Taxing by the mile is basically just a nicer way to say either of the following:
“Fuck the rural poor and fuck anyone who travels for work in physical trades”
“Let’s pass a tax that ironically burdens the same kinds of safety and construction contractors that keep our infrastructure functioning in the first place”
Not nearly enough attention is being brought to the fact that Buttegieg is a diversity pick who is
grossly unqualified for this or any other cabinet position.
I won’t power level too much, but I have a small amount of professional experience in transportation infrastructure. Buttegieg is a moron, but a lot of the issue also lies with how this issue is always framed. It’s a complex problem, but the short version is that you could get way, way more done by addressing bureaucratic bloat and poor transportation planning than by just increasing the budget. Hell, there’s an argument to be made that by just throwing more money at the problem you’re just making it worse by incentivizing bad behavior and not addressing the root issues.
In simpler terms, you could immediately put America on the path to correcting its infrastructure issues if you fired Buttegieg and every useless uneducated fuck counterpart of his that determine transportation policy from the county to state to federal level and replaced them with someone with even minimum industry experience.
The specific idea of “hurr durr just charge people who use the roads more that way it’s fair” especially irks me because it highlights what must be either ignorance or malice on his part. It plays well to the layman, but it ignores what actually drives the degradation of infrastructure:
1. Mother Nature and time
2. Poor management by government (often unnecessarily amplifying problems caused by number 1.)
3. Heavy vehicles
Any commuter vehicle smaller than a 2 axel cargo truck has a
literally negligible impact on bridges and road surfaces. As in, while doing the engineering calculations,
you literally neglect the math terms that represent their contributions when considering long term fatigue effects.

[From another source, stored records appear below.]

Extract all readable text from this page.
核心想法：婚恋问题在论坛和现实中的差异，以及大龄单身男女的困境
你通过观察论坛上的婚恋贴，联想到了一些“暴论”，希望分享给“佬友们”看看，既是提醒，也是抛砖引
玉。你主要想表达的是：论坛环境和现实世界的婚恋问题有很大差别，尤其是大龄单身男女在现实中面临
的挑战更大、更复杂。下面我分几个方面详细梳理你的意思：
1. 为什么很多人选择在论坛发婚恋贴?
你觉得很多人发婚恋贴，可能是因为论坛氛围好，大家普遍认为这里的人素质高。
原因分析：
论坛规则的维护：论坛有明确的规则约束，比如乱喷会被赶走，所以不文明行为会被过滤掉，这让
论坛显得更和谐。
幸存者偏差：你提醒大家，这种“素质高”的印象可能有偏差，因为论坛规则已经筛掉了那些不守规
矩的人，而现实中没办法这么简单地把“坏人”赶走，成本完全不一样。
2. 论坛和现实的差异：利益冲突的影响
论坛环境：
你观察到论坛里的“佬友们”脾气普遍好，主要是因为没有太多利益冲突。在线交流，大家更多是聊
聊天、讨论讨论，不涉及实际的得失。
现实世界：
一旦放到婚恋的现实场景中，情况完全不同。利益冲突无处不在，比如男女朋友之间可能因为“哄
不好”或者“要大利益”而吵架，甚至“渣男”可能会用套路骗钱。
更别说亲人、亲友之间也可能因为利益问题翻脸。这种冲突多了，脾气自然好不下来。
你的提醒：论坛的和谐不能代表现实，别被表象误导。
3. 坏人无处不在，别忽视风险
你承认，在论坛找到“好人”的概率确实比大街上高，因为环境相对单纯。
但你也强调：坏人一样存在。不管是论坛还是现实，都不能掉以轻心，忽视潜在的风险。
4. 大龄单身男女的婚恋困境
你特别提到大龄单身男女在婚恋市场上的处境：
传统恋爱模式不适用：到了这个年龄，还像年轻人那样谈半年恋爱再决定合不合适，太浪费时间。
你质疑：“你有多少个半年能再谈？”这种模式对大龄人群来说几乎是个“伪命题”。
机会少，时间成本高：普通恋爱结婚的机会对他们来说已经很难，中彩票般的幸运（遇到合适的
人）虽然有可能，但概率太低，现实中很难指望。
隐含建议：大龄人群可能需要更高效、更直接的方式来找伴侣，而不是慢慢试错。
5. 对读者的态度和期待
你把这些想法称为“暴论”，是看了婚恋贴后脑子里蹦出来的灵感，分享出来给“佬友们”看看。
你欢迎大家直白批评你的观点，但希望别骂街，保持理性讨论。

“Oh well I live in a city and commute by bus/light rail, I shouldn’t have to pay as much to maintain roads”.
You pay taxes for schools don’t you, even if you don’t have kids? And, more directly,
you fucking buy shit, don’t you? Shit that comes in on big fucking heavy trucks? Meaning that you are contributing as much as if not more to infrastructure wear than Billy Bob who runs a landscaping business out of his pickup or Average Joe who lives 30 minutes outside the city and commutes because he doesn’t want his kids to be stabbed by discarded needles while playing outside.
It’s
not a fair system to tax by the mile, it’s a blatantly political scheme to appeal to the Zoom class of telecommuting professionals and hipster cosmopolitans while punishing people who live outside the city, who are often the least able to afford it.